A decisão foi comunicada, pelo telefone, ao procurador-geral das Forças Armadas, general Lucas Rincón Romero, que estava no Forte Tiuna, sede do Ministério da Defesa e, naquela noite, quartel-general dos rebelados. Quando foi transmiti-la aos comandantes sublevados e em entrevista coletiva, Rincón disse que o presidente havia “renunciado”, e ele e os outros comandantes das Forças Armadas também punham seus cargos à disposição.

O constitucionalista Brewer-Carías avaliou que não era necessário documento firmado, e a decisão incluía a destituição do vice-presidente Diosdado Cabello, o único mencionado na Constituição como integrante da linha sucessória. É assim que os golpistas justificam a designação de um presidente provisório, o empresário Pedro Carmona, que, ato contínuo, dissolveu a Assembléia, para que ela não interviesse.

González afirma que Chávez ordenou ao comandante das Forças Armadas, general Manuel Rosendo, que pusesse em ação o Plano Avila, mas ele se recusou, pressentindo que isso desencadearia uma repressão brutal contra a população, quando havia cerca de 600 mil manifestantes antichavistas nas cercanias do palácio. Chávez recorreu, então, ao general Jorge García Carneiro, comandante da 3.ª Divisão de Infantaria, em Caracas, que passou a dar as instruções para mobilizar as tropas. “O presidente queria utilizar os tenentes-coronéis e demais oficiais subalternos para arremeter contra a multidão e contra nós”, diz González.

E o que diz Chávez? “Mandei chamar o batalhão de tanques. Não para fazer fogo contra ninguém. Sou incapaz de mandar disparar um tanque, a não ser contra outro tanque. Mas o tanque é uma arma de bloqueio e de dissuasão. Foi um recurso que ficou. Depois foram para o Forte Tiuna. Não foram utilizadospara nada.” E, noutro trecho: “A essa altura, eu já não tinha unidades militares a não ser a Casa Militar, o Regimento da Guarda de Honra”, para acrescentar, mais adiante, que comandantes de batalhões de tanques, de cavalaria e de infantaria começaram a lhe telefonar.

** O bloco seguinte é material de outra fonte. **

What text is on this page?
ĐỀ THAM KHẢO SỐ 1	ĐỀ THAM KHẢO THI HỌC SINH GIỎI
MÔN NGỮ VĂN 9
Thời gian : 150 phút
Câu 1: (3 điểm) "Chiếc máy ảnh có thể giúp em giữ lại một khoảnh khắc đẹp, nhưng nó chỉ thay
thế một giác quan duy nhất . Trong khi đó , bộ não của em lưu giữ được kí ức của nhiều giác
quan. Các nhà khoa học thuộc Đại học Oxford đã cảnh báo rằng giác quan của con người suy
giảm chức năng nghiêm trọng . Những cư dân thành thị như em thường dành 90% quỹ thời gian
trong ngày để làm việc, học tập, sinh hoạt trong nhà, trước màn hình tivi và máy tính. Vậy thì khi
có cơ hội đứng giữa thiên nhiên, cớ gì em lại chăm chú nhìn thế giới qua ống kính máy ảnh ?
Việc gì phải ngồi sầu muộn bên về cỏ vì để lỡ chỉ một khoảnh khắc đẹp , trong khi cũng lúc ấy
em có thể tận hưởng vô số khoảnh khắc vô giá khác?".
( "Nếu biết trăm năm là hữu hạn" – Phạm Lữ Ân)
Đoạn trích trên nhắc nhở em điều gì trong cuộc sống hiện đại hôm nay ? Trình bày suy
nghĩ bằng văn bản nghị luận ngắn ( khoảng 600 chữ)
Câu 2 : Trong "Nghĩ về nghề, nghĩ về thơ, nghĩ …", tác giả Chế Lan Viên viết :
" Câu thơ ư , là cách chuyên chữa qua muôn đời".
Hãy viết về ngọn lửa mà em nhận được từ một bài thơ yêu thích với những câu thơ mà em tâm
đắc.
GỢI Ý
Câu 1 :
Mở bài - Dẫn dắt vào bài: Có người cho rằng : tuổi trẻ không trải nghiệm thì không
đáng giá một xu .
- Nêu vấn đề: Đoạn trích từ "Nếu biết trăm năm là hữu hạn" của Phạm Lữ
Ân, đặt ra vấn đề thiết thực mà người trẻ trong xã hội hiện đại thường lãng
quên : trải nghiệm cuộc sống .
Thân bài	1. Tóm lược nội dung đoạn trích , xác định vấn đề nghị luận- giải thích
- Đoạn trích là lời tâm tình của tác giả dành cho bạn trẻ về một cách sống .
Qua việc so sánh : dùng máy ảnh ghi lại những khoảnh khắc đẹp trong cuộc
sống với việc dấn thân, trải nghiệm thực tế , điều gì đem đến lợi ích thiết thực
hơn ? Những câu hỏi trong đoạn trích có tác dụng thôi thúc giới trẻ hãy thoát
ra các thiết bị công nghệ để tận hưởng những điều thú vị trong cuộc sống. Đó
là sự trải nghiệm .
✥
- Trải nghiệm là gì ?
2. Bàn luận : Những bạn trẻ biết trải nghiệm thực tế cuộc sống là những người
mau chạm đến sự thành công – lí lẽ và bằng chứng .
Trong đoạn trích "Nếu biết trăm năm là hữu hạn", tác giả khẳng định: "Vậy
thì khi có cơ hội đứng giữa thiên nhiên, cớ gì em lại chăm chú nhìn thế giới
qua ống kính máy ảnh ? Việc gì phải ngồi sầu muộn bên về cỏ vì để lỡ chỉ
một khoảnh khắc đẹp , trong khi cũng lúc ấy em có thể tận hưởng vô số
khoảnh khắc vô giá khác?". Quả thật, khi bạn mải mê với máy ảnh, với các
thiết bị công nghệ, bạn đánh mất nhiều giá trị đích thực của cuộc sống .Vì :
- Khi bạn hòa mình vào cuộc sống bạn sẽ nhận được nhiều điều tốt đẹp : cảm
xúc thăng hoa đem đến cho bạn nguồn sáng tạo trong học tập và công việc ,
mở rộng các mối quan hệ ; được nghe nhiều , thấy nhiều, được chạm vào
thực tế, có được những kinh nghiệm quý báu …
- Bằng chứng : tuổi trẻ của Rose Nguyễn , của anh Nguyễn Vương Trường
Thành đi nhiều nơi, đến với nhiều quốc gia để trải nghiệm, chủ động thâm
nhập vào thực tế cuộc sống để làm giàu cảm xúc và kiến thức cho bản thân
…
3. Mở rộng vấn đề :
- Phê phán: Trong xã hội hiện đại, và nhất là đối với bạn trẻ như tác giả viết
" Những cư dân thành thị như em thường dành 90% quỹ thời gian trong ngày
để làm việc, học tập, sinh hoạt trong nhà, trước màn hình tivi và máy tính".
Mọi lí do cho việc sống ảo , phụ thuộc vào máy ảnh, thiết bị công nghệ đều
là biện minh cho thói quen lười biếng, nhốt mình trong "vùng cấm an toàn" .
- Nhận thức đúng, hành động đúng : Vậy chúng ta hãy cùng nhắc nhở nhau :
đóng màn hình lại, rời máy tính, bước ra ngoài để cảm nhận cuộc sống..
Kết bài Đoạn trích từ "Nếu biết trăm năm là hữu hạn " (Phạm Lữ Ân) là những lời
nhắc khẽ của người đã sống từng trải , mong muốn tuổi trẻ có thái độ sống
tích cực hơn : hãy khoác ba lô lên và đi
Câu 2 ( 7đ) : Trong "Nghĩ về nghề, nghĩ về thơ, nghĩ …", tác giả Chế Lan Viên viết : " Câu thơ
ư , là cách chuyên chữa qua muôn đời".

Incluindo uma brigada de 40 tanques MX-30, cujo comandante lhe disse: “Todos os meus oficiais e minhas tropas estão contigo e com a Constituição. Mais de 15 batalhões comandados por tenentes-coronéis.”

 

González, que um dia antes do golpe pediu a renúncia de Chávez, acusando-o de traição por proteger a guerrilha colombiana, tem prestígio nas Forças Armadas. “É um homem impecável”, disse ontem ao Estado o coronel da reserva José Maquillanda, conceituado analista militar, professor da Universidade Simón Bolívar, de quem González foi aluno. No intrincado quebra-cabeças em que se transformou o 11 de abril, algumas peças da versão de González se encaixam misteriosamente no relato de Chávez.